Welcome to our ongoing series of blog posts in the Top Echelon Recruiter Training Center: “Jeff Allen’s Collection Tip of the Week.” Each week, we’ll highlight one collection tip from Allen, JD/CPC, the world’s leading placement lawyer.
Since 1975, Allen has collected more placement fees, litigated more trade secret cases, and assisted more placement practitioners than anyone else. He’s also the author of 24 books and a regular columnist for The Fordyce Letter, one of the leading publications in the recruiting industry.

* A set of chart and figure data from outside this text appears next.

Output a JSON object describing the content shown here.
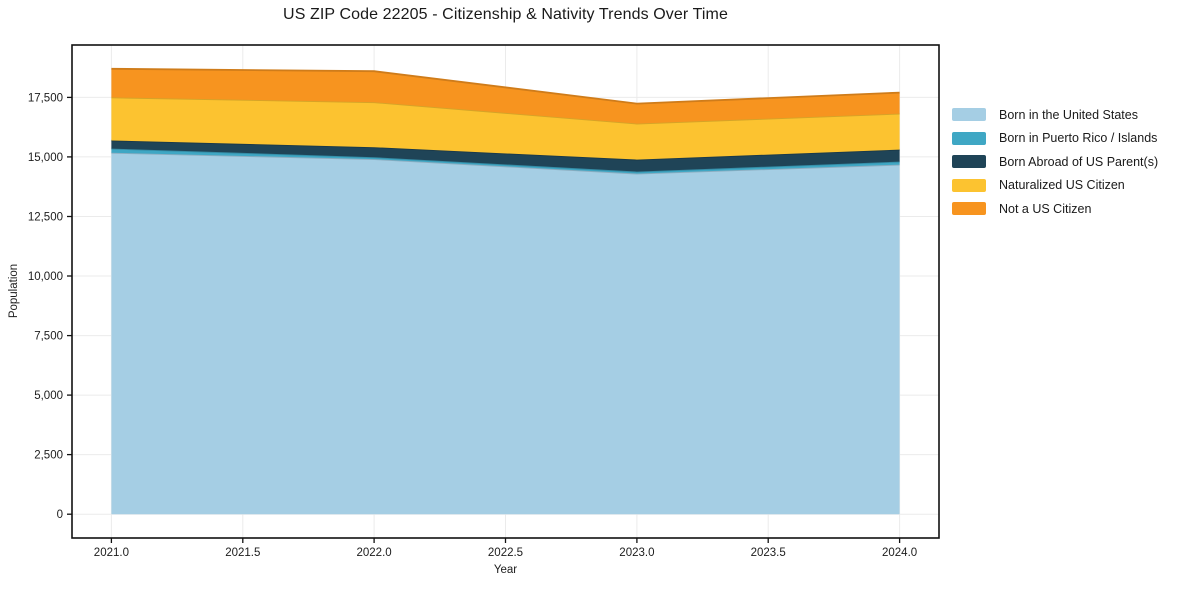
{
  "title": "US ZIP Code 22205 - Citizenship & Nativity Trends Over Time",
  "chart_data": {
    "type": "area",
    "stacked": true,
    "title": "US ZIP Code 22205 - Citizenship & Nativity Trends Over Time",
    "xlabel": "Year",
    "ylabel": "Population",
    "x": [
      2021,
      2022,
      2023,
      2024
    ],
    "series": [
      {
        "name": "Born in the United States",
        "color": "#a5cee4",
        "values": [
          15180,
          14910,
          14300,
          14680
        ]
      },
      {
        "name": "Born in Puerto Rico / Islands",
        "color": "#3fa7c4",
        "values": [
          170,
          80,
          85,
          125
        ]
      },
      {
        "name": "Born Abroad of US Parent(s)",
        "color": "#1f4457",
        "values": [
          340,
          420,
          505,
          505
        ]
      },
      {
        "name": "Naturalized US Citizen",
        "color": "#fcc330",
        "values": [
          1810,
          1890,
          1510,
          1510
        ]
      },
      {
        "name": "Not a US Citizen",
        "color": "#f7941f",
        "values": [
          1200,
          1300,
          840,
          880
        ]
      }
    ],
    "stacked_totals": [
      18700,
      18600,
      17240,
      17700
    ],
    "xlim": [
      2020.85,
      2024.15
    ],
    "ylim": [
      -1000,
      19700
    ],
    "xticks": [
      2021.0,
      2021.5,
      2022.0,
      2022.5,
      2023.0,
      2023.5,
      2024.0
    ],
    "xtick_labels": [
      "2021.0",
      "2021.5",
      "2022.0",
      "2022.5",
      "2023.0",
      "2023.5",
      "2024.0"
    ],
    "yticks": [
      0,
      2500,
      5000,
      7500,
      10000,
      12500,
      15000,
      17500
    ],
    "ytick_labels": [
      "0",
      "2,500",
      "5,000",
      "7,500",
      "10,000",
      "12,500",
      "15,000",
      "17,500"
    ],
    "grid": true,
    "grid_color": "#ebebeb",
    "axis_color": "#111111",
    "text_color": "#1c1c1c",
    "legend_position": "right"
  }
}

Below is this week’s collection tip for recruiters, courtesy of Jeff Allen.
What the Client Says:
“The candidate was hired by another division.”
How the Client Pays:
This is a “forward pass” situation—send out to A, hire by B.
The first issue is how the other division learned of the candidate.

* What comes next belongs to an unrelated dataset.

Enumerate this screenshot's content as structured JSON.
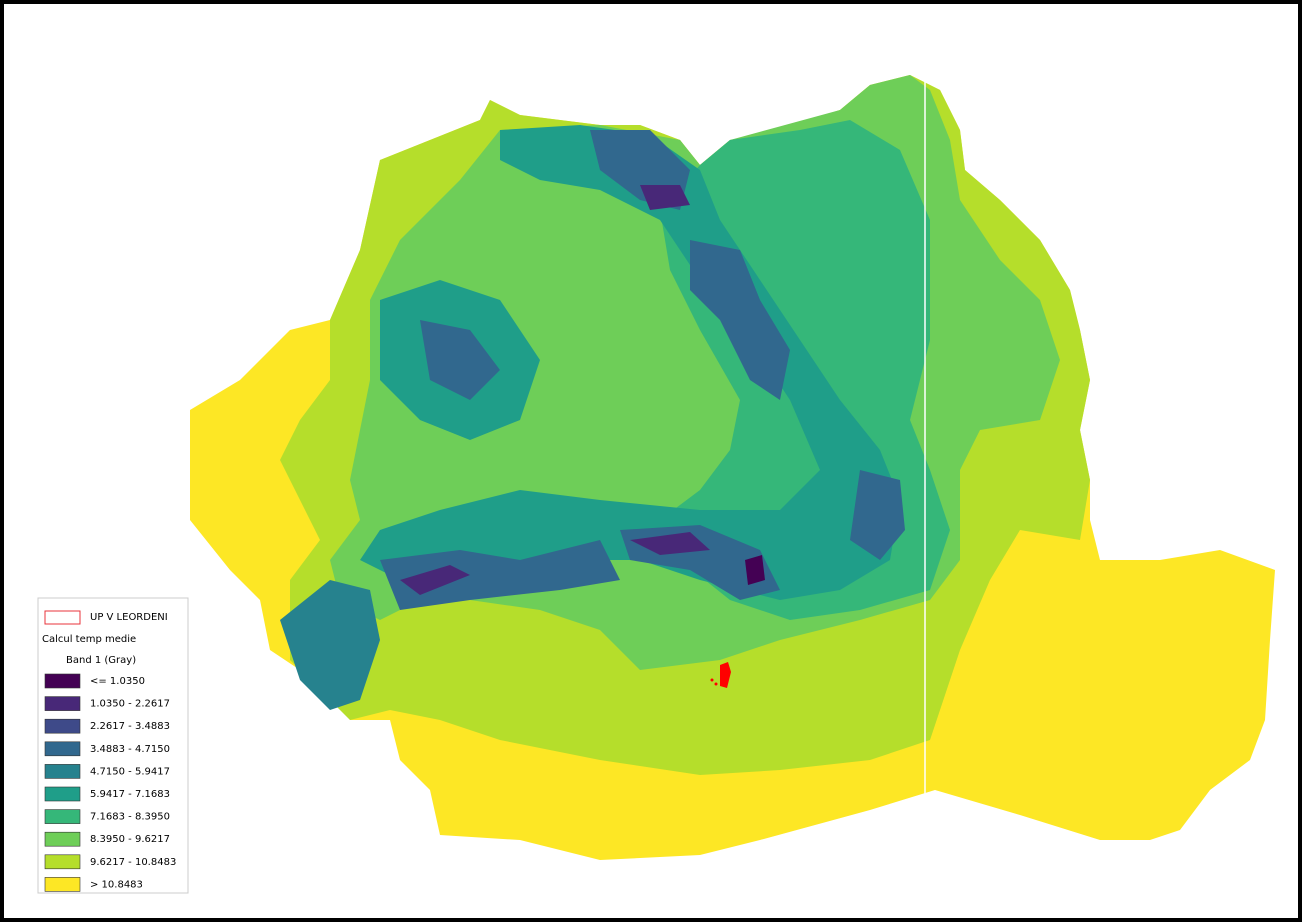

Then the legal analysis is usually as follows:
1. You can prove an agreement to pay the fee by the client, but it didn’t hire.
2. You can prove a hire by the other division, but it didn’t agree to pay the fee.
3. You can’t enforce rights against either by fee schedules that say “hired directly or indirectly through the employer or any of its affiliates.”
The most important contractual question is whether the ultimate employer is a separate corporation. If so, it’s a separate legal entity. That means it’s not on the hook unless you can show there was a conspiracy to avoid payment of the fee.
Absent that, you’ll be asking the court for equitable relief based upon the judge or jury’s idea of fairness. The usual words are unjust enrichment—the client will be unjustly enriched by hiring without paying the fee.
You must show that the division knew or should have known you were involved. You do that by staying close to every candidate.
Treat candidates like your “stock in trade,” dusting them off regularly. You’ll routinely pick up all of these fees!